JAXA Begins New Rain Forecasting Satellite Development; Hopes for Enhanced Prediction of Typhoon Paths, Intensity

Courtesy of JAXA
A graphical representation of the kind of data that the Precipitation Radar satellite will collect from a typhoon

The Japan Aerospace Exploration Agency (JAXA) has initiated the development of a new Precipitation Radar satellite with the goal of enhancing the accuracy of heavy rain and flood forecasts by accurately measuring rain and snowfall from space using radio waves. The radar system it will carry boasts world-class capabilities, including the ability to measure the speed of falling raindrops. The satellite is scheduled for launch by the end of fiscal 2028.
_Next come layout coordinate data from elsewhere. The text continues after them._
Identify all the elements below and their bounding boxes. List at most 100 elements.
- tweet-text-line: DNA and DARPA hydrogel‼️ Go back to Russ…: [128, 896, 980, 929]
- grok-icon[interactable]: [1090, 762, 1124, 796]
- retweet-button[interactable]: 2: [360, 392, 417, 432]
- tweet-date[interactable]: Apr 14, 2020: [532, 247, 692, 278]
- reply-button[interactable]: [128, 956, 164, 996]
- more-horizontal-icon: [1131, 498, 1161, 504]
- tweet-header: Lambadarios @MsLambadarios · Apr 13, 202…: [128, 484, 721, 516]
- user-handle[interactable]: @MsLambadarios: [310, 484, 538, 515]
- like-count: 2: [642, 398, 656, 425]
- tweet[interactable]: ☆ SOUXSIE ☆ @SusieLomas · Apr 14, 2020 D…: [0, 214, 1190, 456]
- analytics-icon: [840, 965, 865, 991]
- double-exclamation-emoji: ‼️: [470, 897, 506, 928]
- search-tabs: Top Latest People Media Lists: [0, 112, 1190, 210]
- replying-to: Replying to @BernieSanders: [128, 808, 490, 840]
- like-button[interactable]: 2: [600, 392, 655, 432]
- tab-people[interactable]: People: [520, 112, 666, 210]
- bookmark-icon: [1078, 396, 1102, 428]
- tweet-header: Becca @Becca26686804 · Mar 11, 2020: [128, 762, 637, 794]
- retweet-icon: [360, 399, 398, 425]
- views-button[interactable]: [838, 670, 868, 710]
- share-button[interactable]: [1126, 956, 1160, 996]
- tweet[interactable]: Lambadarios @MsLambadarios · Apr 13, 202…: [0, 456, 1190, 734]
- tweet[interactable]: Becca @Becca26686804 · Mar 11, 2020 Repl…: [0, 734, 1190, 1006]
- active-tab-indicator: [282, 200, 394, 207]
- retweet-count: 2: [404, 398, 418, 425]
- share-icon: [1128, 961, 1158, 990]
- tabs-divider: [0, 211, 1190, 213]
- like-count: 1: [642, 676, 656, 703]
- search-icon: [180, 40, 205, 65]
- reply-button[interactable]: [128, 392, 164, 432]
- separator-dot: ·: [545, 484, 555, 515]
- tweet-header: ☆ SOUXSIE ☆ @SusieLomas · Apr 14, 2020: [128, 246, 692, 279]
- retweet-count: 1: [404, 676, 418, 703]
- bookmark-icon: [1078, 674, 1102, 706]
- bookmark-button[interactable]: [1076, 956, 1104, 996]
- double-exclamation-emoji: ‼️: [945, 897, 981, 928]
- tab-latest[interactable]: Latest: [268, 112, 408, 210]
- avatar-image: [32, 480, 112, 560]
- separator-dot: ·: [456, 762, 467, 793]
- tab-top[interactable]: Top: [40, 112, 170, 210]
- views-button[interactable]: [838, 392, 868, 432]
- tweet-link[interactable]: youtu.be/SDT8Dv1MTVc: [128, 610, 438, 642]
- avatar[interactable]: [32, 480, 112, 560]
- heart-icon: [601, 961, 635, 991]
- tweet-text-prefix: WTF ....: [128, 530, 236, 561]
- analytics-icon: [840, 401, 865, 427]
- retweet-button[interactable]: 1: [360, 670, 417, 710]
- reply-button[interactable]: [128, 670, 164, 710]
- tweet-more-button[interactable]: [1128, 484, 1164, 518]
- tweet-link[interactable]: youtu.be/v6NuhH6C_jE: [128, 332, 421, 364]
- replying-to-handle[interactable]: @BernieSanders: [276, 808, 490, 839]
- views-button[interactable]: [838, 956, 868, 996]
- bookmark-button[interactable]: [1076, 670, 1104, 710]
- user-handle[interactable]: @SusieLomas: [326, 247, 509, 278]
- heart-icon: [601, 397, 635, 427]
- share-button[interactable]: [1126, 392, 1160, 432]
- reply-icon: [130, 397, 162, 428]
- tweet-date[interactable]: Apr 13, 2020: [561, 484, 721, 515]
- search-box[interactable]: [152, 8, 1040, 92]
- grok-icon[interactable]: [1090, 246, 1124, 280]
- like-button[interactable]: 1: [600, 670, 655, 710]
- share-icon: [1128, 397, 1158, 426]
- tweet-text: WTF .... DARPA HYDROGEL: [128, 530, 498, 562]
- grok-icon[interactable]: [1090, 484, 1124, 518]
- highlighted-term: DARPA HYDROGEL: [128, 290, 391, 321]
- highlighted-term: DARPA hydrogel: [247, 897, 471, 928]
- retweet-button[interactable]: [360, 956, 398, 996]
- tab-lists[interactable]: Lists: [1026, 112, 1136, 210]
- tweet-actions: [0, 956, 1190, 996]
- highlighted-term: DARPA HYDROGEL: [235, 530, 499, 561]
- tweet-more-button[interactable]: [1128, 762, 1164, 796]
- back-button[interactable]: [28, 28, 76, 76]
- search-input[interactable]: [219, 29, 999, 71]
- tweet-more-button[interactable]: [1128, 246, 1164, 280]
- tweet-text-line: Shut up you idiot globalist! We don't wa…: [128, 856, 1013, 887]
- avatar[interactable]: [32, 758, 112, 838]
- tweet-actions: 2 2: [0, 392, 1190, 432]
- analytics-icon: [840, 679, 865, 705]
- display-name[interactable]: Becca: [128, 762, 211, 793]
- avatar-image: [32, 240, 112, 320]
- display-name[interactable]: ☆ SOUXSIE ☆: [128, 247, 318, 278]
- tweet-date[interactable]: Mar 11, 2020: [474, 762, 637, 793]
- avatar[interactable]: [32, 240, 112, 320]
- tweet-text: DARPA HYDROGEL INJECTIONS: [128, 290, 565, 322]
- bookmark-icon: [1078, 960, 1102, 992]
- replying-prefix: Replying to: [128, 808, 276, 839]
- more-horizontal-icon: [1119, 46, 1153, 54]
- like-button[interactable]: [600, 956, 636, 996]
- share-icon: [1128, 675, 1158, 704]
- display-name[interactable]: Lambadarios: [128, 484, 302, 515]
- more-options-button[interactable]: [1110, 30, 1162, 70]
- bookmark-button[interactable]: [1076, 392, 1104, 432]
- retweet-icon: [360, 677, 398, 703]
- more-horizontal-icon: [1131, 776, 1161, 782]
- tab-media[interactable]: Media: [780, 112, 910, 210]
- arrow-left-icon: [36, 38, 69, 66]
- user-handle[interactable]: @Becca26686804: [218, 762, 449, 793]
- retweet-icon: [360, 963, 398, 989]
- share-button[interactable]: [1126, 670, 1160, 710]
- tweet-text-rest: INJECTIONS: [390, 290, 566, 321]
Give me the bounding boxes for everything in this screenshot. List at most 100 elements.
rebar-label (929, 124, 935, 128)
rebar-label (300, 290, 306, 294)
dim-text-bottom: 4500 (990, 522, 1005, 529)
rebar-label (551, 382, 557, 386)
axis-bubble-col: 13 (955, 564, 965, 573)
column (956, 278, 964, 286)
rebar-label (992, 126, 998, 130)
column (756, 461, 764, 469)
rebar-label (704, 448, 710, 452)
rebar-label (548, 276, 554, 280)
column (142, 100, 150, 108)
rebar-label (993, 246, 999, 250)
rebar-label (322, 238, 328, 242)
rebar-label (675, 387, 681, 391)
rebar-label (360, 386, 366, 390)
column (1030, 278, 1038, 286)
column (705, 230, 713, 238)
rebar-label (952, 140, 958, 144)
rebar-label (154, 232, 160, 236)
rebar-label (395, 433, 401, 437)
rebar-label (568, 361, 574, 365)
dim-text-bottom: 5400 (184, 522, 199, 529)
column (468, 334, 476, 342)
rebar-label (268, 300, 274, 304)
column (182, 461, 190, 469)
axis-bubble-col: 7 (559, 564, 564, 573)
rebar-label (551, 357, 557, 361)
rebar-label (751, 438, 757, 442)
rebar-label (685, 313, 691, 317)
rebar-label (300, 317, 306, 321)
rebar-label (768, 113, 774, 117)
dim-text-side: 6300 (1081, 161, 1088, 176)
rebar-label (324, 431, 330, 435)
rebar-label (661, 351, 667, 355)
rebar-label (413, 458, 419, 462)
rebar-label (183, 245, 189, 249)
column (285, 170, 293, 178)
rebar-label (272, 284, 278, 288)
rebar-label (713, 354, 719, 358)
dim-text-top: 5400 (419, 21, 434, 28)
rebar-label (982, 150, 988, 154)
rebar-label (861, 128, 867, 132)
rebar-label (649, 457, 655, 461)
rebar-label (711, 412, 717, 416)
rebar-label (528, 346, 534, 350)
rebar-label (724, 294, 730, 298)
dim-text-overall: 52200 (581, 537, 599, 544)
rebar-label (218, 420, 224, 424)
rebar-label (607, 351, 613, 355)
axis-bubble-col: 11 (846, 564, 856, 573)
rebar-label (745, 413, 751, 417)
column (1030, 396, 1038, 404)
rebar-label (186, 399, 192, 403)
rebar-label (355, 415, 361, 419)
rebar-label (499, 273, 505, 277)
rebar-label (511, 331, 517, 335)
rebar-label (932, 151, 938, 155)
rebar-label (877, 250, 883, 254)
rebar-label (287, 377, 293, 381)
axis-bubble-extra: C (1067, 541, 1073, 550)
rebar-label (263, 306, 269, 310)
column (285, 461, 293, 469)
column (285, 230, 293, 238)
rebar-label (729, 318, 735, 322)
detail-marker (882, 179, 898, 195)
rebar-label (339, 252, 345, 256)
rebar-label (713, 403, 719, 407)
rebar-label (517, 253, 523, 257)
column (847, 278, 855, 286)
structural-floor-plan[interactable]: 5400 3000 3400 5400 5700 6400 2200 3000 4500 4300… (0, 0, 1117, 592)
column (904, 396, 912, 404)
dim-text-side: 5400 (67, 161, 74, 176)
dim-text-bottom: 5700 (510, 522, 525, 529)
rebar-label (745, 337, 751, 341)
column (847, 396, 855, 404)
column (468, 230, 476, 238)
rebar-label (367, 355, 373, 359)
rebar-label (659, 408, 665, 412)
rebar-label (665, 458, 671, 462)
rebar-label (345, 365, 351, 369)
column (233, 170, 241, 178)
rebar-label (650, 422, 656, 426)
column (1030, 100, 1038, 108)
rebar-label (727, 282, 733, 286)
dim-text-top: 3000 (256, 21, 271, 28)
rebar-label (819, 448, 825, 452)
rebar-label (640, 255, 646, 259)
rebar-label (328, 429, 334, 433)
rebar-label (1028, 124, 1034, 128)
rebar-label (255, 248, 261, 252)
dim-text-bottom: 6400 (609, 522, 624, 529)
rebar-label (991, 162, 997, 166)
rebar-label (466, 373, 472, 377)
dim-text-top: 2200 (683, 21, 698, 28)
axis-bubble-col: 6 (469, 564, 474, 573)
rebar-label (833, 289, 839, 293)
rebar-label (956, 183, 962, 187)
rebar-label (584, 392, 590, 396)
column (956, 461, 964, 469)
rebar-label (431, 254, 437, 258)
Currently, the “Global Precipitation Measurement (GPM) core observatory,” launched in 2014 through collaboration among Japan, the United States and others, is in operation. The new satellite will not only be capable of measuring the speed of falling raindrops but will also have more than double the sensitivity of its predecessors, enabling it to detect even light rainfall. This improved capability will allow for more accurate measurements of precipitation over the seas south of Japan, leading to enhanced predictions of typhoon paths and intensity.

In addition, JAXA has been publishing “precipitation maps” based on satellite data, including data from GPM. These maps categorize global precipitation on an hourly basis and are used in over 140 countries for flood forecasting and monitoring of extreme weather events. With the addition of data from the new satellite, the resolution of these precipitation maps will significantly increase, making it possible to predict floods in smaller rivers.

The new satellite will weigh a maximum of 2.7 tons, with a total development cost of ¥39.4 billion. Development officially began this summer.

A JAXA representative said, “With the intensification of heavy rain-induced disasters worldwide due to climate change, we hope that the new satellite will contribute to reducing the damage.”